Dziewczynka zmarkotniała, ale nie miałam zamiaru się jej tłumaczyć. Każde z nas znało zasady panujące w sierocińcu. To dyrekcja miała coś do powiedzenia. Niestety nie była przychylna jakimkolwiek zmianom. Jeśli powierzyła Eveline stanowisko „nauczyciela”, to musiała być przekonana, że właśnie ona się do tego nadaje. I pomimo że zarządców nigdy nie widać i nie słychać, każdy wiedział, że sprzeciwienie się im rodziło określone konsekwencje.

— Powinniśmy iść na obiad — dodałam, chcąc zmienić temat.

Nie odpowiedzieli. Zamiast tego wstali ze swoich miejsc i ruszyli w stronę stołówki, nie czekając na mnie. Uśmiechnęłam się lekko do siebie, mając w głowie nasze zajęcia.

Te dzieciaki były cudowne.

Z cichym westchnięciem zaczęłam się zbierać. Musiałam jeszcze po nich posprzątać, by w sali panował nienaganny porządek. Jeśli to w ogóle możliwe w pomieszczeniu, w którym narastała pleśń, ściany były poobi-jane, a podłoga dawno niemyta. Zebrałam kartki z podłogi, a resztkę długopisów schowałam do słoików.

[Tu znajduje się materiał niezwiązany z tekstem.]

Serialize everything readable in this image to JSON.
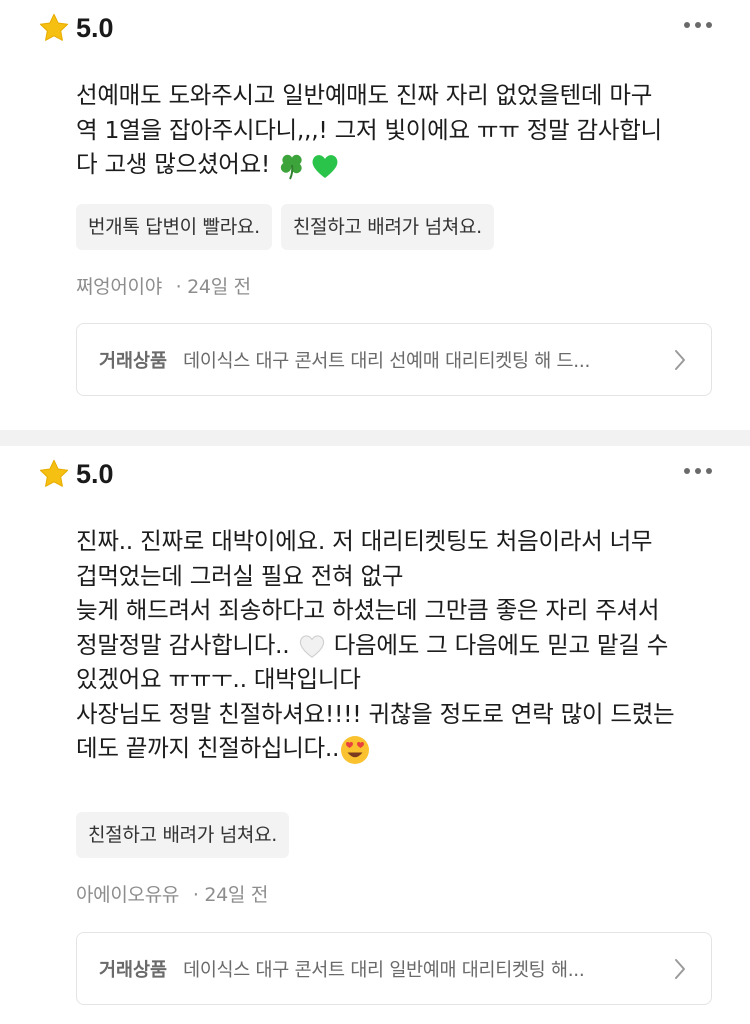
{
  "reviews": [
    {
      "score": "5.0",
      "lines": [
        "선예매도 도와주시고 일반예매도 진짜 자리 없었을텐데 마구",
        "역 1열을 잡아주시다니,,,! 그저 빛이에요 ㅠㅠ 정말 감사합니",
        "다 고생 많으셨어요! "
      ],
      "tags": [
        "번개톡 답변이 빨라요.",
        "친절하고 배려가 넘쳐요."
      ],
      "author": "쩌엉어이야",
      "time": "· 24일 전",
      "product_label": "거래상품",
      "product_title": "데이식스 대구 콘서트 대리 선예매 대리티켓팅 해 드..."
    },
    {
      "score": "5.0",
      "lines": [
        "진짜.. 진짜로 대박이에요. 저 대리티켓팅도 처음이라서 너무",
        "겁먹었는데 그러실 필요 전혀 없구",
        "늦게 해드려서 죄송하다고 하셨는데 그만큼 좋은 자리 주셔서",
        "정말정말 감사합니다.. ",
        " 다음에도 그 다음에도 믿고 맡길 수",
        "있겠어요 ㅠㅠㅜ.. 대박입니다",
        "사장님도 정말 친절하셔요!!!! 귀찮을 정도로 연락 많이 드렸는",
        "데도 끝까지 친절하십니다.."
      ],
      "tags": [
        "친절하고 배려가 넘쳐요."
      ],
      "author": "아에이오유유",
      "time": "· 24일 전",
      "product_label": "거래상품",
      "product_title": "데이식스 대구 콘서트 대리 일반예매 대리티켓팅 해..."
    }
  ],
  "colors": {
    "star": "#f6c012",
    "clover": "#3da33b",
    "green_heart": "#2bc44a",
    "white_heart": "#ececec",
    "divider": "#f2f2f2"
  },
  "icons": [
    "star-icon",
    "more-icon",
    "clover-emoji",
    "green-heart-emoji",
    "white-heart-emoji",
    "heart-eyes-emoji",
    "chevron-right-icon"
  ]
}
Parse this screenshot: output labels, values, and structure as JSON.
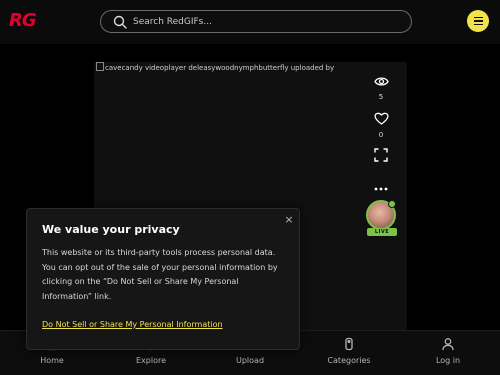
{
  "header": {
    "logo": "RG",
    "search_placeholder": "Search RedGIFs...",
    "menu_icon": "hamburger-menu-icon",
    "accent": "#f2e34a",
    "brand": "#e0002e"
  },
  "video": {
    "caption": "cavecandy videoplayer deleasywoodnymphbutterfly uploaded by",
    "actions": {
      "views_count": "5",
      "likes_count": "0"
    },
    "live_badge": "LIVE",
    "live_color": "#7cc24a"
  },
  "bottom_nav": {
    "items": [
      {
        "label": "Home",
        "icon": "home-icon"
      },
      {
        "label": "Explore",
        "icon": "compass-icon"
      },
      {
        "label": "Upload",
        "icon": "upload-icon"
      },
      {
        "label": "Categories",
        "icon": "tag-icon"
      },
      {
        "label": "Log in",
        "icon": "user-icon"
      }
    ]
  },
  "privacy_dialog": {
    "title": "We value your privacy",
    "body": "This website or its third-party tools process personal data. You can opt out of the sale of your personal information by clicking on the “Do Not Sell or Share My Personal Information” link.",
    "link": "Do Not Sell or Share My Personal Information",
    "close_symbol": "×"
  }
}
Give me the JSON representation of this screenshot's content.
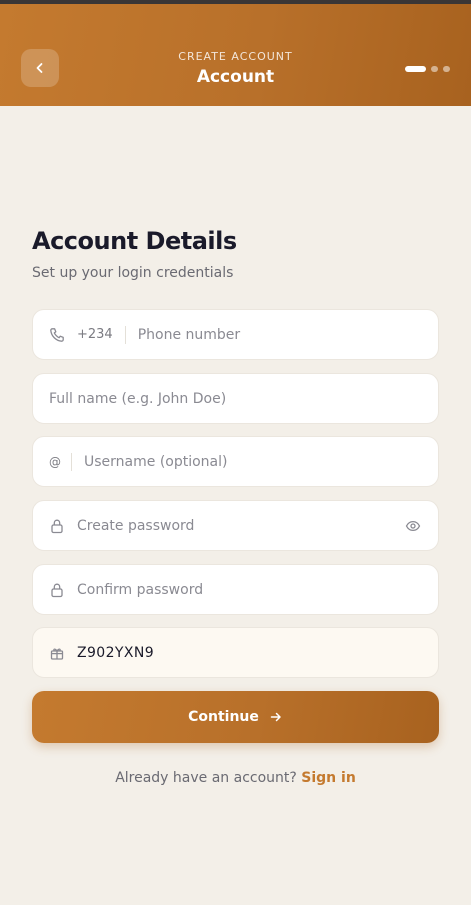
{
  "header": {
    "eyebrow": "CREATE ACCOUNT",
    "title": "Account",
    "back_icon": "chevron-left-icon",
    "steps_total": 3,
    "step_current": 1
  },
  "content": {
    "title": "Account Details",
    "subtitle": "Set up your login credentials"
  },
  "form": {
    "phone": {
      "icon": "phone-icon",
      "prefix": "+234",
      "placeholder": "Phone number",
      "value": ""
    },
    "full_name": {
      "placeholder": "Full name (e.g. John Doe)",
      "value": ""
    },
    "username": {
      "prefix": "@",
      "placeholder": "Username (optional)",
      "value": ""
    },
    "password": {
      "icon": "lock-icon",
      "placeholder": "Create password",
      "value": "",
      "toggle_icon": "eye-icon"
    },
    "confirm_password": {
      "icon": "lock-icon",
      "placeholder": "Confirm password",
      "value": ""
    },
    "referral": {
      "icon": "gift-icon",
      "placeholder": "",
      "value": "Z902YXN9"
    }
  },
  "actions": {
    "continue_label": "Continue",
    "continue_icon": "arrow-right-icon",
    "signin_prompt": "Already have an account?",
    "signin_link": "Sign in"
  },
  "colors": {
    "accent": "#c47a2f",
    "accent_dark": "#a8621f",
    "background": "#f3efe8",
    "text_primary": "#1a1a2a",
    "text_muted": "#6a6a72"
  }
}
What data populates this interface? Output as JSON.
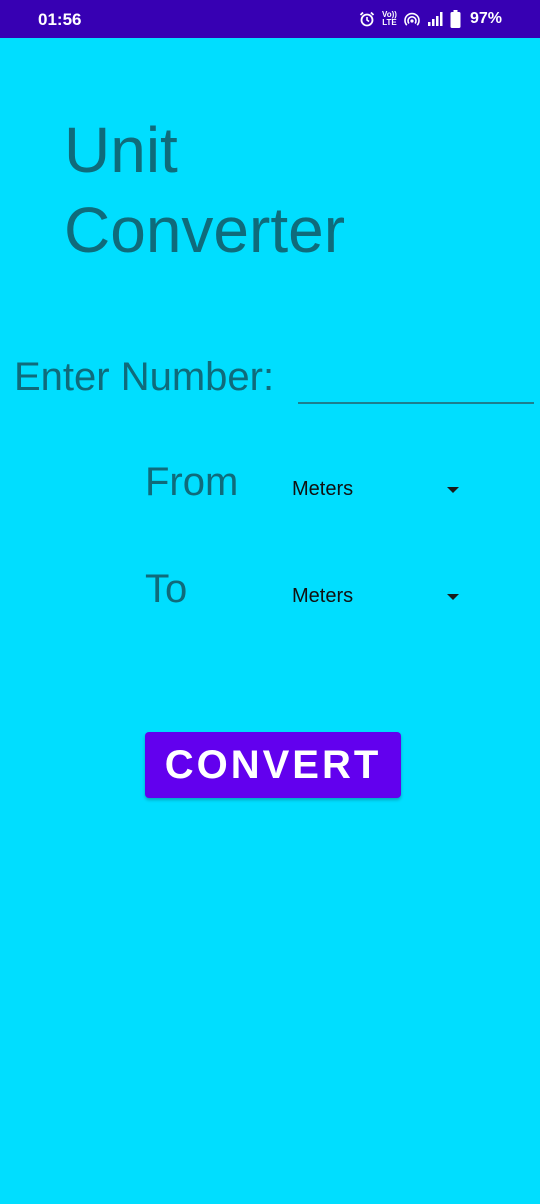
{
  "status_bar": {
    "time": "01:56",
    "volte_top": "Vo))",
    "volte_bottom": "LTE",
    "battery_percent": "97%",
    "icons": [
      "alarm-icon",
      "volte-icon",
      "hotspot-icon",
      "signal-icon",
      "battery-icon"
    ]
  },
  "title": {
    "line1": "Unit",
    "line2": "Converter"
  },
  "input": {
    "label": "Enter Number:",
    "value": "",
    "placeholder": ""
  },
  "from": {
    "label": "From",
    "selected": "Meters"
  },
  "to": {
    "label": "To",
    "selected": "Meters"
  },
  "convert_button": {
    "label": "CONVERT"
  },
  "colors": {
    "background": "#00DEFF",
    "status_bar": "#3700B3",
    "text": "#0F6B7B",
    "button": "#6200EE"
  }
}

Nagle usłyszałam trzask zamykanych drzwi. Spięłam się nieznacznie, jednak odwracając się w kierunku wyjścia, nie dałam po sobie poznać, że wejście nieproszonego gościa zrobiło na mnie jakiekolwiek wrażenie. Spojrzałam na blondyna, który powolnym krokiem kierował się w moją stronę.

Wiedziałam, że tak to się skończy, lecz mimo wszystko łudziłam się, że mi odpuści, przynajmniej tego dnia.

— Pamiętasz, jak to my byliśmy na ich miejscu? — rozpoczął rozmowę spokojnym, niewzruszonym tonem.

Momentalnie przed oczyma stanęły mi wspomnienia sprzed kilku lat. Z czasu, kiedy byliśmy szczęśliwsi niż teraz, mieliśmy marzenia i snuliśmy plany dotyczące naszej przyszłości. Wtedy nie mieliśmy pojęcia, co się dzieje po skończeniu osiemnastego roku życia.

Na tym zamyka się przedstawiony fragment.